September 22, 2021 1 min read

Video Intelligence with Azure Video Analyzer

Azure Video Analytics Computer Vision AI IoT

Azure Video Analyzer enables you to extract insights from video content using AI. It combines edge computing with cloud intelligence to analyze live and recorded video streams for objects, motion, events, and more.

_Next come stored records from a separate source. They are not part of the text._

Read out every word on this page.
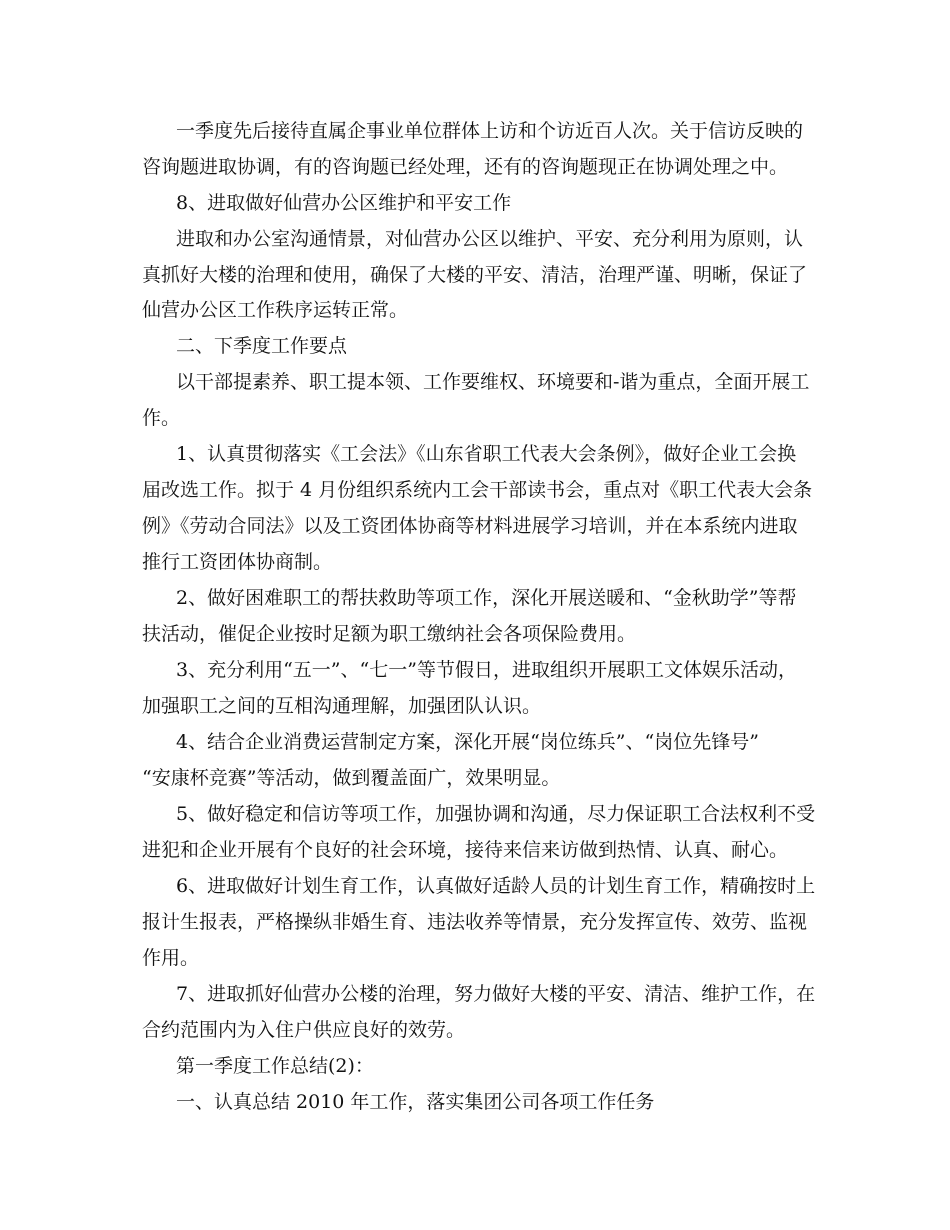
一季度先后接待直属企事业单位群体上访和个访近百人次。关于信访反映的
咨询题进取协调，有的咨询题已经处理，还有的咨询题现正在协调处理之中。
8、进取做好仙营办公区维护和平安工作
进取和办公室沟通情景，对仙营办公区以维护、平安、充分利用为原则，认
真抓好大楼的治理和使用，确保了大楼的平安、清洁，治理严谨、明晰，保证了
仙营办公区工作秩序运转正常。
二、下季度工作要点
以干部提素养、职工提本领、工作要维权、环境要和-谐为重点，全面开展工
作。
1、认真贯彻落实《工会法》《山东省职工代表大会条例》，做好企业工会换
届改选工作。拟于 4 月份组织系统内工会干部读书会，重点对《职工代表大会条
例》《劳动合同法》以及工资团体协商等材料进展学习培训，并在本系统内进取
推行工资团体协商制。
2、做好困难职工的帮扶救助等项工作，深化开展送暖和、“金秋助学”等帮
扶活动，催促企业按时足额为职工缴纳社会各项保险费用。
3、充分利用“五一”、“七一”等节假日，进取组织开展职工文体娱乐活动，
加强职工之间的互相沟通理解，加强团队认识。
4、结合企业消费运营制定方案，深化开展“岗位练兵”、“岗位先锋号”
“安康杯竞赛”等活动，做到覆盖面广，效果明显。
5、做好稳定和信访等项工作，加强协调和沟通，尽力保证职工合法权利不受
进犯和企业开展有个良好的社会环境，接待来信来访做到热情、认真、耐心。
6、进取做好计划生育工作，认真做好适龄人员的计划生育工作，精确按时上
报计生报表，严格操纵非婚生育、违法收养等情景，充分发挥宣传、效劳、监视
作用。
7、进取抓好仙营办公楼的治理，努力做好大楼的平安、清洁、维护工作，在
合约范围内为入住户供应良好的效劳。
第一季度工作总结(2)：
一、认真总结 2010 年工作，落实集团公司各项工作任务
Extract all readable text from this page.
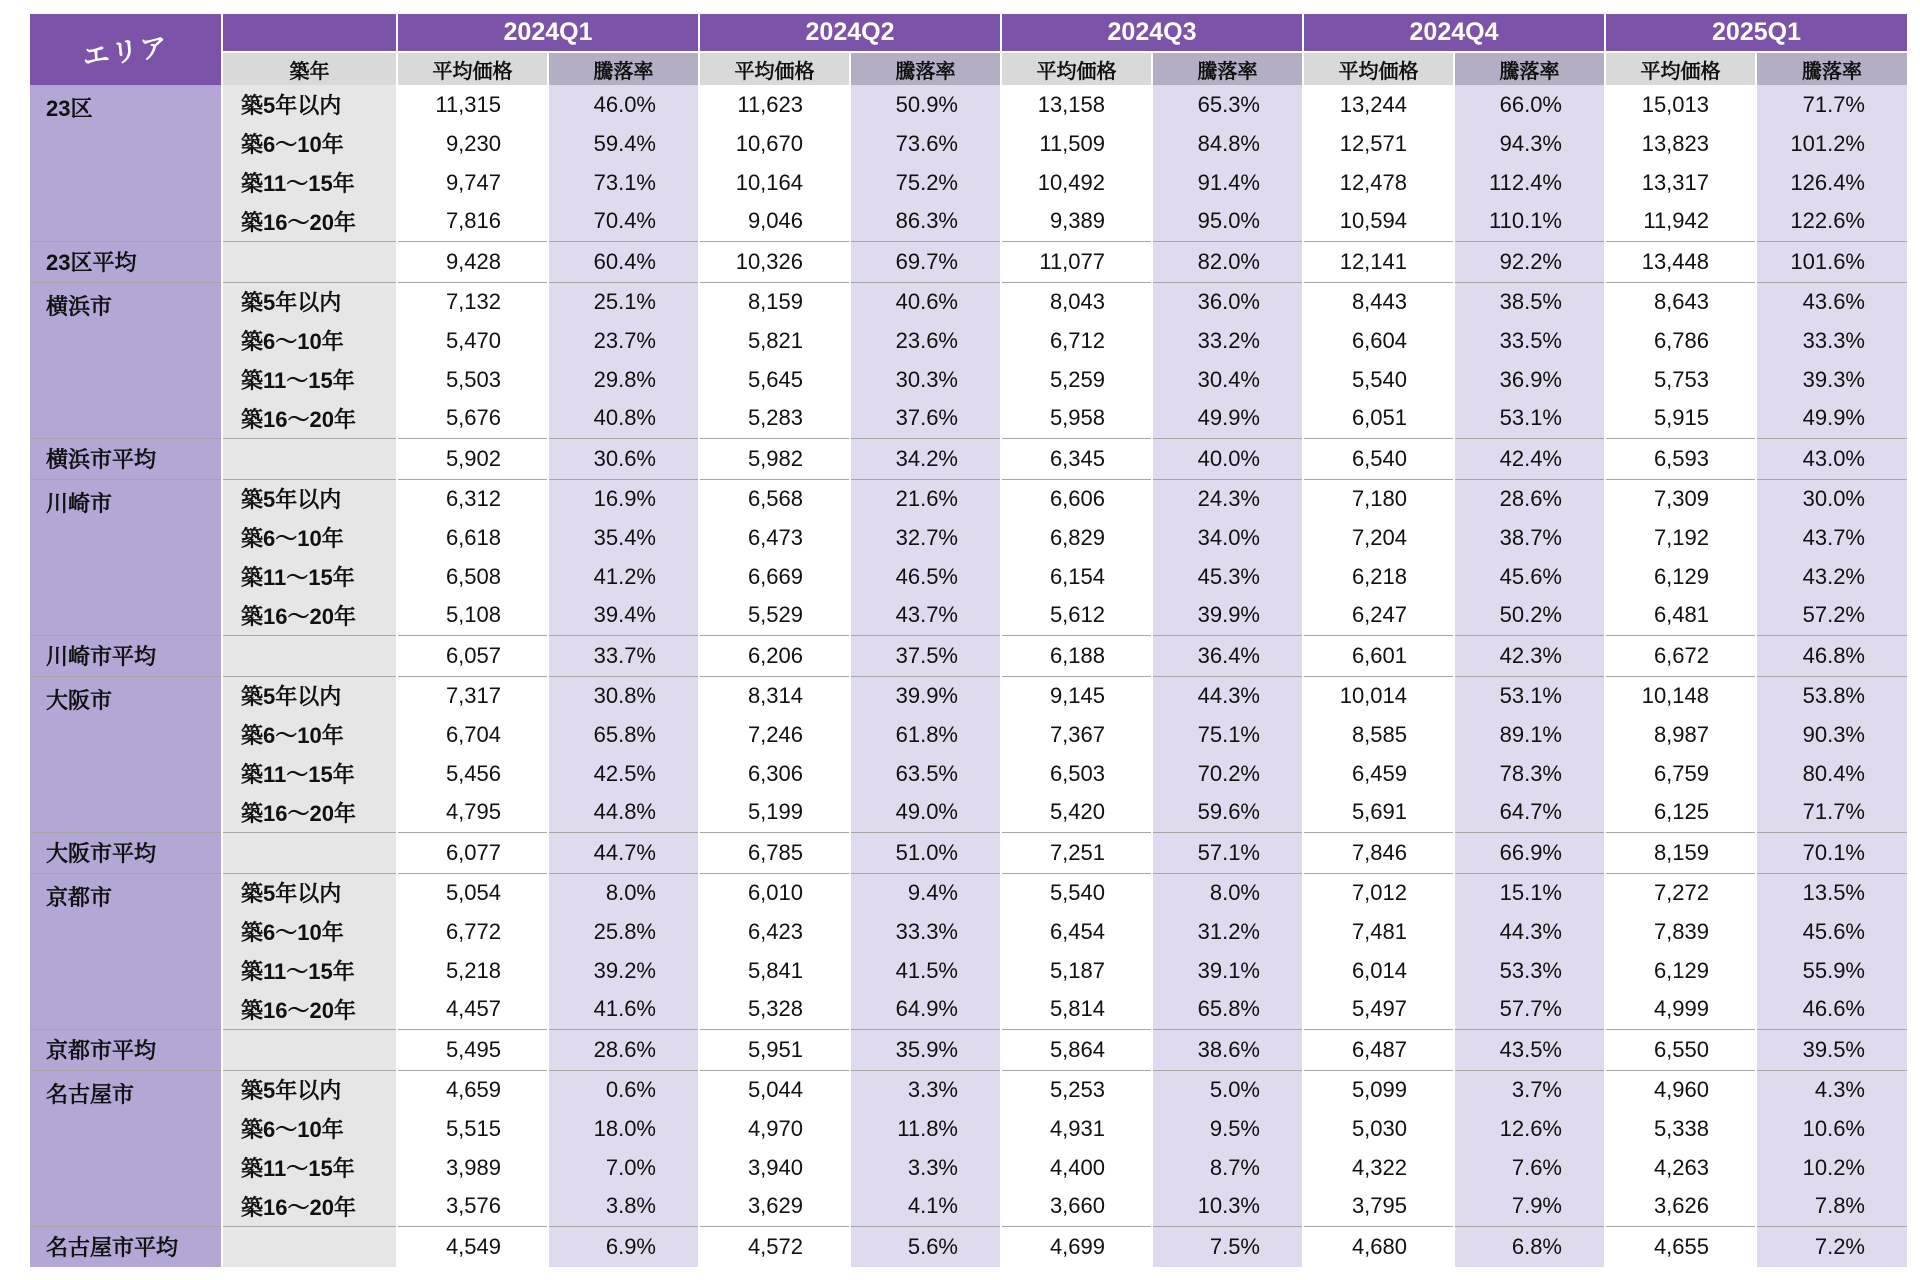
エリア		2024Q1		2024Q2		2024Q3		2024Q4		2025Q1	
	築年	平均価格	騰落率	平均価格	騰落率	平均価格	騰落率	平均価格	騰落率	平均価格	騰落率
23区	築5年以内	11,315	46.0%	11,623	50.9%	13,158	65.3%	13,244	66.0%	15,013	71.7%
	築6〜10年	9,230	59.4%	10,670	73.6%	11,509	84.8%	12,571	94.3%	13,823	101.2%
	築11〜15年	9,747	73.1%	10,164	75.2%	10,492	91.4%	12,478	112.4%	13,317	126.4%
	築16〜20年	7,816	70.4%	9,046	86.3%	9,389	95.0%	10,594	110.1%	11,942	122.6%
23区平均		9,428	60.4%	10,326	69.7%	11,077	82.0%	12,141	92.2%	13,448	101.6%
横浜市	築5年以内	7,132	25.1%	8,159	40.6%	8,043	36.0%	8,443	38.5%	8,643	43.6%
	築6〜10年	5,470	23.7%	5,821	23.6%	6,712	33.2%	6,604	33.5%	6,786	33.3%
	築11〜15年	5,503	29.8%	5,645	30.3%	5,259	30.4%	5,540	36.9%	5,753	39.3%
	築16〜20年	5,676	40.8%	5,283	37.6%	5,958	49.9%	6,051	53.1%	5,915	49.9%
横浜市平均		5,902	30.6%	5,982	34.2%	6,345	40.0%	6,540	42.4%	6,593	43.0%
川崎市	築5年以内	6,312	16.9%	6,568	21.6%	6,606	24.3%	7,180	28.6%	7,309	30.0%
	築6〜10年	6,618	35.4%	6,473	32.7%	6,829	34.0%	7,204	38.7%	7,192	43.7%
	築11〜15年	6,508	41.2%	6,669	46.5%	6,154	45.3%	6,218	45.6%	6,129	43.2%
	築16〜20年	5,108	39.4%	5,529	43.7%	5,612	39.9%	6,247	50.2%	6,481	57.2%
川崎市平均		6,057	33.7%	6,206	37.5%	6,188	36.4%	6,601	42.3%	6,672	46.8%
大阪市	築5年以内	7,317	30.8%	8,314	39.9%	9,145	44.3%	10,014	53.1%	10,148	53.8%
	築6〜10年	6,704	65.8%	7,246	61.8%	7,367	75.1%	8,585	89.1%	8,987	90.3%
	築11〜15年	5,456	42.5%	6,306	63.5%	6,503	70.2%	6,459	78.3%	6,759	80.4%
	築16〜20年	4,795	44.8%	5,199	49.0%	5,420	59.6%	5,691	64.7%	6,125	71.7%
大阪市平均		6,077	44.7%	6,785	51.0%	7,251	57.1%	7,846	66.9%	8,159	70.1%
京都市	築5年以内	5,054	8.0%	6,010	9.4%	5,540	8.0%	7,012	15.1%	7,272	13.5%
	築6〜10年	6,772	25.8%	6,423	33.3%	6,454	31.2%	7,481	44.3%	7,839	45.6%
	築11〜15年	5,218	39.2%	5,841	41.5%	5,187	39.1%	6,014	53.3%	6,129	55.9%
	築16〜20年	4,457	41.6%	5,328	64.9%	5,814	65.8%	5,497	57.7%	4,999	46.6%
京都市平均		5,495	28.6%	5,951	35.9%	5,864	38.6%	6,487	43.5%	6,550	39.5%
名古屋市	築5年以内	4,659	0.6%	5,044	3.3%	5,253	5.0%	5,099	3.7%	4,960	4.3%
	築6〜10年	5,515	18.0%	4,970	11.8%	4,931	9.5%	5,030	12.6%	5,338	10.6%
	築11〜15年	3,989	7.0%	3,940	3.3%	4,400	8.7%	4,322	7.6%	4,263	10.2%
	築16〜20年	3,576	3.8%	3,629	4.1%	3,660	10.3%	3,795	7.9%	3,626	7.8%
名古屋市平均		4,549	6.9%	4,572	5.6%	4,699	7.5%	4,680	6.8%	4,655	7.2%
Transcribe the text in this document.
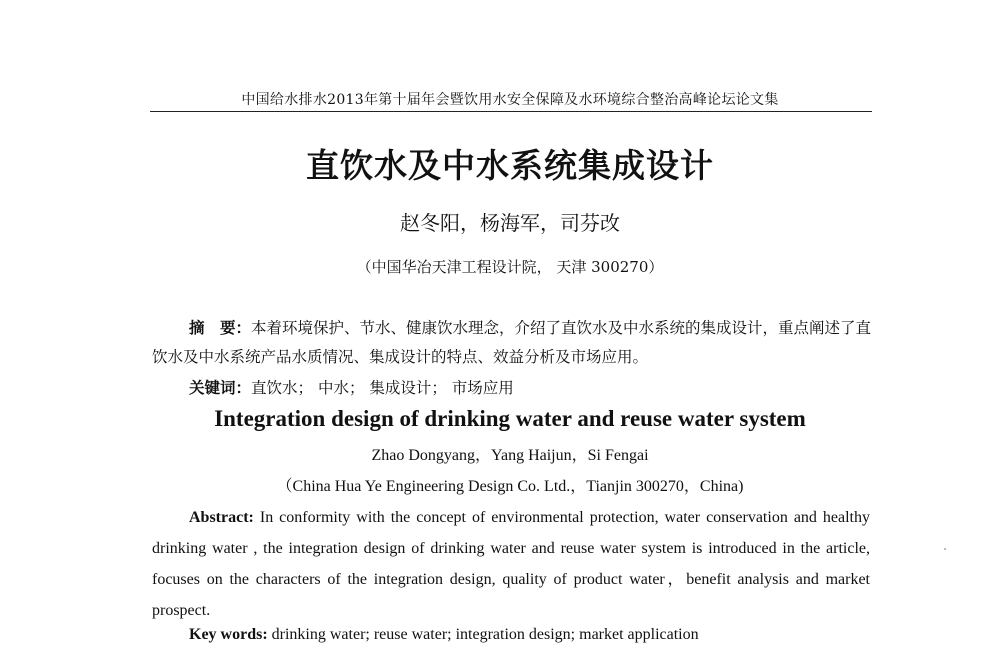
中国给水排水2013年第十届年会暨饮用水安全保障及水环境综合整治高峰论坛论文集
直饮水及中水系统集成设计
赵冬阳，杨海军，司芬改
（中国华冶天津工程设计院， 天津 300270）
摘　要：本着环境保护、节水、健康饮水理念，介绍了直饮水及中水系统的集成设计，重点阐述了直饮水及中水系统产品水质情况、集成设计的特点、效益分析及市场应用。
关键词：直饮水； 中水； 集成设计； 市场应用
Integration design of drinking water and reuse water system
Zhao Dongyang，Yang Haijun，Si Fengai
（China Hua Ye Engineering Design Co. Ltd.，Tianjin 300270，China)
Abstract: In conformity with the concept of environmental protection, water conservation and healthy drinking water , the integration design of drinking water and reuse water system is introduced in the article, focuses on the characters of the integration design, quality of product water，benefit analysis and market prospect.
Key words: drinking water; reuse water; integration design; market application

Video Analyzer Capabilities

Object Detection: Detect and track objects in video
Motion Detection: Identify movement and activity
Line Crossing: Count objects crossing virtual lines
Zone Intrusion: Alert when objects enter defined areas
Face Detection: Detect faces (not recognition)
Custom Models: Deploy your own ML models

Architecture Overview

+-------------+      +------------------+      +---------------+
|   Camera    | ---> |  IoT Edge        | ---> |   Azure       |
|   Stream    |      |  Video Analyzer  |      |   Cloud       |
+-------------+      +------------------+      +---------------+
                     |  - AI Processing  |      |  - Storage    |
                     |  - Local Insights |      |  - Analytics  |
                     |  - Edge Inference |      |  - Portal     |
                     +------------------+      +---------------+

Setting Up Video Analyzer

from azure.media.videoanalyzer.edge import (
    MediaGraphTopology,
    MediaGraphInstance,
    MediaGraphRtspSource,
    MediaGraphMotionDetectionProcessor,
    MediaGraphSignalGateProcessor,
    MediaGraphIoTHubMessageSink
)

def create_motion_detection_topology():
    """Create a topology for motion detection."""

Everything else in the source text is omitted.